Troubleshooting and Dealing with Updates

In a complex installation like this, mistakes can happen. Repairing an encrypted system via Live media is somewhat more complicated than with a conventional Linux. The first step is to boot the from the Gentoo Live DVD or some other 64-bit Live medium that includes ZFS, then you can use cryptsetup to access the LUKS device:

cryptsetup luksOpen /dev/sda2 cryptroot

Opening the ZFS pool is known in ZFS speak as "importing," and I will do this with the -fN options, which ignore the host ID and prevent the automount, respectively:

zpool import -fN rpool

The following commands mount the system in /mnt/gentoo (as during the installation) and mount the remaining ZFS filesystems below this hierarchy:

zfs set mountpoint=/mnt/gentoo rpool
zfs mount rpool/ROOT
zfs mount -a

From here, you can go through the familiar chroot steps and then fix the system. Before making a fresh attempt to boot, be sure to adjust the mountpoints by using the zfs set mountpoint=/ rpool command.

Because of what are, in part, irregular SPL and ZFS kernel patches, future updates or upgrades require some attention. When a new kernel version arrives, just patch and compile on the active system. As with any other distribution, it is advisable to keep a working kernel on the system until the new one has proven its reliability.

Performance and Conclusions

Users of TrueCrypt and the like know that end-to-end encryption can affect performance if you need to read and write many small files. Thus, it makes sense to look at the data rates of the test system for this article. Like previous performance tests in Linux Magazine [9], the benchmark call here is:

iozone -r 4k -s 4g -i0 -i1

The total size of 4GB is adapted to the size of the test environment on the virtual machine. Figure  2 shows a direct comparison between ZoL and ZoL+LUKS.
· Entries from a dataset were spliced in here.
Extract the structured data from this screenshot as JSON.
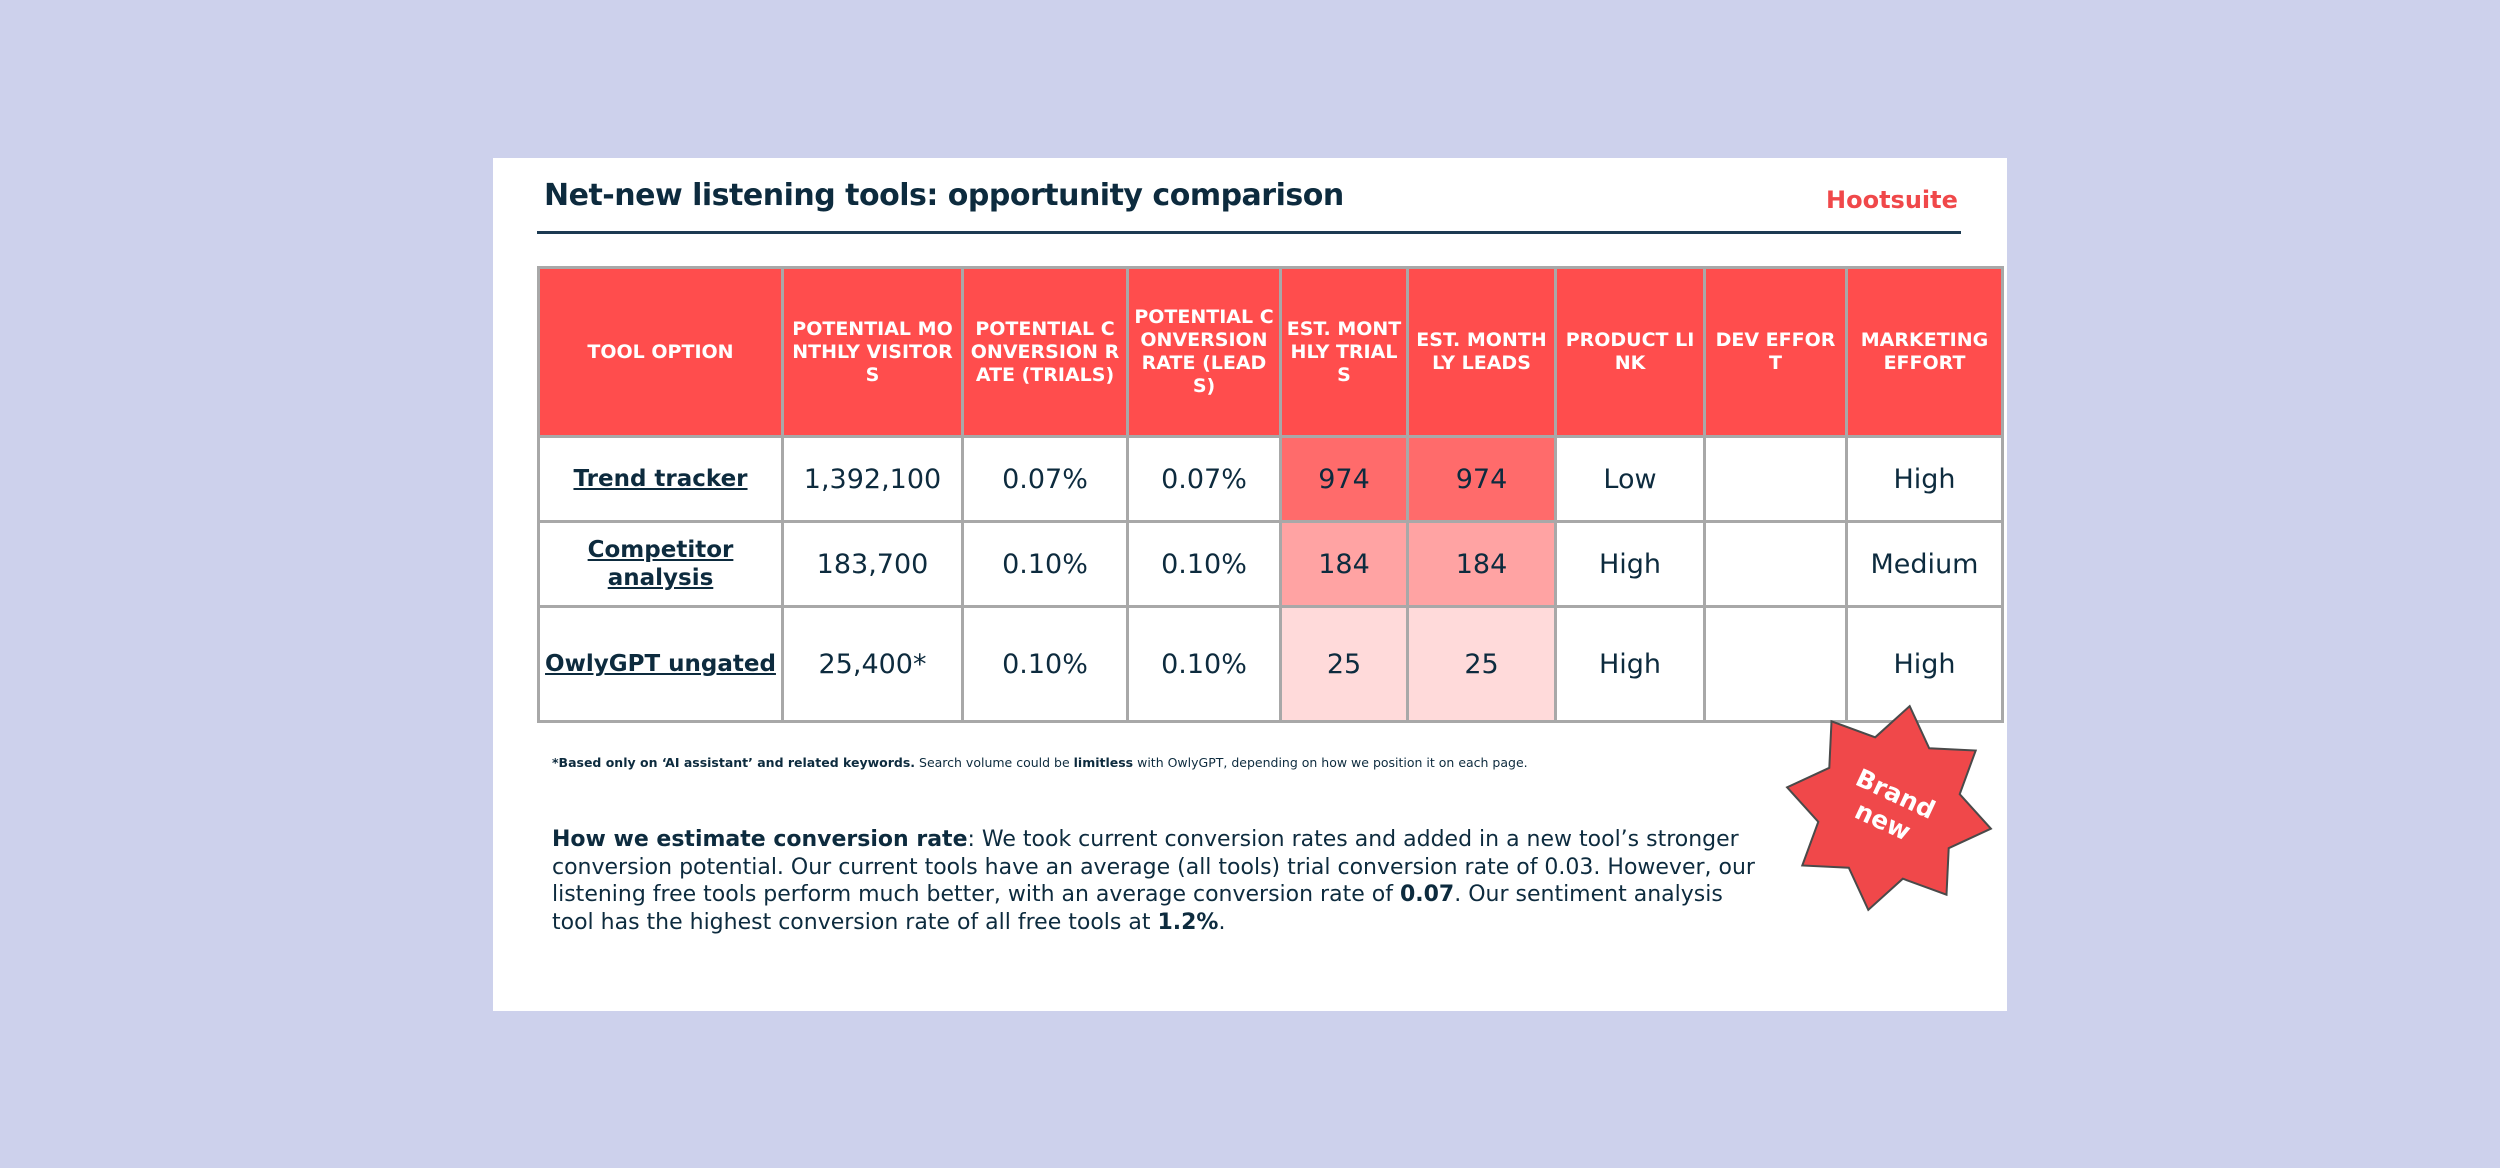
{
  "header": {
    "title": "Net-new listening tools: opportunity comparison",
    "logo": "Hootsuite"
  },
  "table": {
    "columns": [
      "TOOL OPTION",
      "POTENTIAL MONTHLY VISITORS",
      "POTENTIAL CONVERSION RATE (TRIALS)",
      "POTENTIAL CONVERSION RATE (LEADS)",
      "EST. MONTHLY TRIALS",
      "EST. MONTHLY LEADS",
      "PRODUCT LINK",
      "DEV EFFORT",
      "MARKETING EFFORT"
    ],
    "rows": [
      [
        "Trend tracker",
        "1,392,100",
        "0.07%",
        "0.07%",
        "974",
        "974",
        "Low",
        null,
        "High"
      ],
      [
        "Competitor analysis",
        "183,700",
        "0.10%",
        "0.10%",
        "184",
        "184",
        "High",
        null,
        "Medium"
      ],
      [
        "OwlyGPT ungated",
        "25,400*",
        "0.10%",
        "0.10%",
        "25",
        "25",
        "High",
        null,
        "High"
      ]
    ]
  },
  "footnote": [
    {
      "text": "*Based only on ‘AI assistant’ and related keywords.",
      "bold": true
    },
    {
      "text": " Search volume could be ",
      "bold": false
    },
    {
      "text": "limitless",
      "bold": true
    },
    {
      "text": " with OwlyGPT, depending on how we position it on each page.",
      "bold": false
    }
  ],
  "paragraph": [
    {
      "text": "How we estimate conversion rate",
      "bold": true
    },
    {
      "text": ": We took current conversion rates and added in a new tool’s stronger conversion potential. Our current tools have an average (all tools) trial conversion rate of 0.03. However, our listening free tools perform much better, with an average conversion rate of ",
      "bold": false
    },
    {
      "text": "0.07",
      "bold": true
    },
    {
      "text": ". Our sentiment analysis tool has the highest conversion rate of all free tools at ",
      "bold": false
    },
    {
      "text": "1.2%",
      "bold": true
    },
    {
      "text": ".",
      "bold": false
    }
  ],
  "badge": "Brand new"
}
Figure 2: Iozone benchmark comparison between a ZFS system with and without encryption.

Do not overinterpret the performance advantages and disadvantages measured in the different disciplines: First, measurements are prone to errors on virtual machines; second, many modern laptops use high-performance SSDs; third, desktop operations involve significantly more read actions than writes.

All told, the experience gained from this article indicates that any computer threatened by loss can be well encrypted with a little effort. This very modern setup works transparently for the user and the admin. Whether or not you want to invest in this amount of work should be measured against the risk of having your data fall into the hands of stranger.